The study suggests three ways for the government to lower the duty rate on trucks, with the FTA now backing the mileage-based rebate, as it is the most economical and  would create the least red tape. PwC's analysis shows this solution can be achieved for £400m, as opposed to the original £1bn cited in the Burns Report, largely due to a second-tier of tangible benefits.

"The analysis recognises that were a rebate to be offered, then the additional cash would either be retained as profit, invested in the business, or passed on to customers. "In each of these scenarios, tax would be raised on these transactions, as corporation tax, VAT, or income tax, offsetting the cost of the rebate," says James Hookham, FTA director of policy.

"We now need to work up our preferred option and satisfy ourselves that we have a system that won't dump a lot of unnecessary admin on the industry."  The FTA hopes to be able to flesh out the proposal with Treasury officials over the summer, ready for the Chancellor to see in the autumn after Parliament's recess.

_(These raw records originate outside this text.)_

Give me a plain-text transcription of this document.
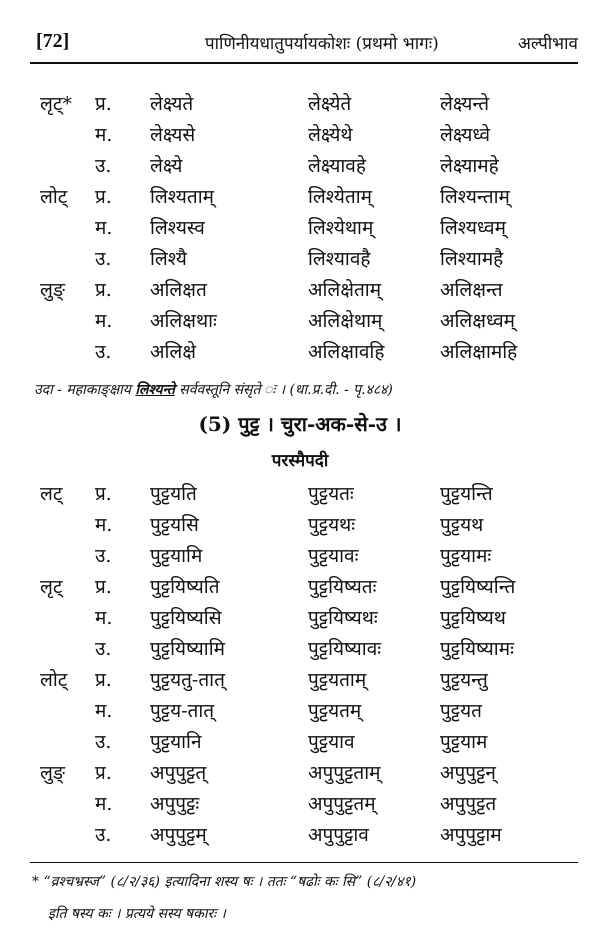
[72]	पाणिनीयधातुपर्यायकोशः (प्रथमो भागः)	अल्पीभाव
लृट्* प्र. लेक्ष्यते	लेक्ष्येते	लेक्ष्यन्ते
म. लेक्ष्यसे	लेक्ष्येथे	लेक्ष्यध्वे
उ. लेक्ष्ये	लेक्ष्यावहे	लेक्ष्यामहे
लोट् प्र. लिश्यताम्	लिश्येताम्	लिश्यन्ताम्
म. लिश्यस्व	लिश्येथाम्	लिश्यध्वम्
उ. लिश्यै	लिश्यावहै	लिश्यामहै
लुङ् प्र. अलिक्षत	अलिक्षेताम्	अलिक्षन्त
म. अलिक्षथाः	अलिक्षेथाम्	अलिक्षध्वम्
उ. अलिक्षे	अलिक्षावहि	अलिक्षामहि
उदा - महाकाङ्क्षाय लिश्यन्ते सर्ववस्तूनि संसृते ः । (धा.प्र.दी. - पृ.४८४)
(5) पुट्ट । चुरा-अक-से-उ ।
परस्मैपदी
लट् प्र. पुट्टयति	पुट्टयतः	पुट्टयन्ति
म. पुट्टयसि	पुट्टयथः	पुट्टयथ
उ. पुट्टयामि	पुट्टयावः	पुट्टयामः
लृट् प्र. पुट्टयिष्यति	पुट्टयिष्यतः	पुट्टयिष्यन्ति
म. पुट्टयिष्यसि	पुट्टयिष्यथः	पुट्टयिष्यथ
उ. पुट्टयिष्यामि	पुट्टयिष्यावः	पुट्टयिष्यामः
लोट् प्र. पुट्टयतु-तात्	पुट्टयताम्	पुट्टयन्तु
म. पुट्टय-तात्	पुट्टयतम्	पुट्टयत
उ. पुट्टयानि	पुट्टयाव	पुट्टयाम
लुङ् प्र. अपुपुट्टत्	अपुपुट्टताम्	अपुपुट्टन्
म. अपुपुट्टः	अपुपुट्टतम्	अपुपुट्टत
उ. अपुपुट्टम्	अपुपुट्टाव	अपुपुट्टाम
* “व्रश्चभ्रस्ज” (८/२/३६) इत्यादिना शस्य षः । ततः “षढोः कः सि” (८/२/४१)
इति षस्य कः । प्रत्यये सस्य षकारः ।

"The PwC report for the first time makes it easier for the Treasury to see the costs involved  with decoupling truck and car fuel taxes. However, the government won't adopt this overnight, it is going to take time, which is why we must all keep up the pressure on the government over the summer," says Hookham.

The FTA is about to launch a series of posters which highlight the unfair advantage foreign hauliers have over their UK counterparts and is also continuing to put pressure on the government to abandon its 2p/litre fuel duty rise planned for October.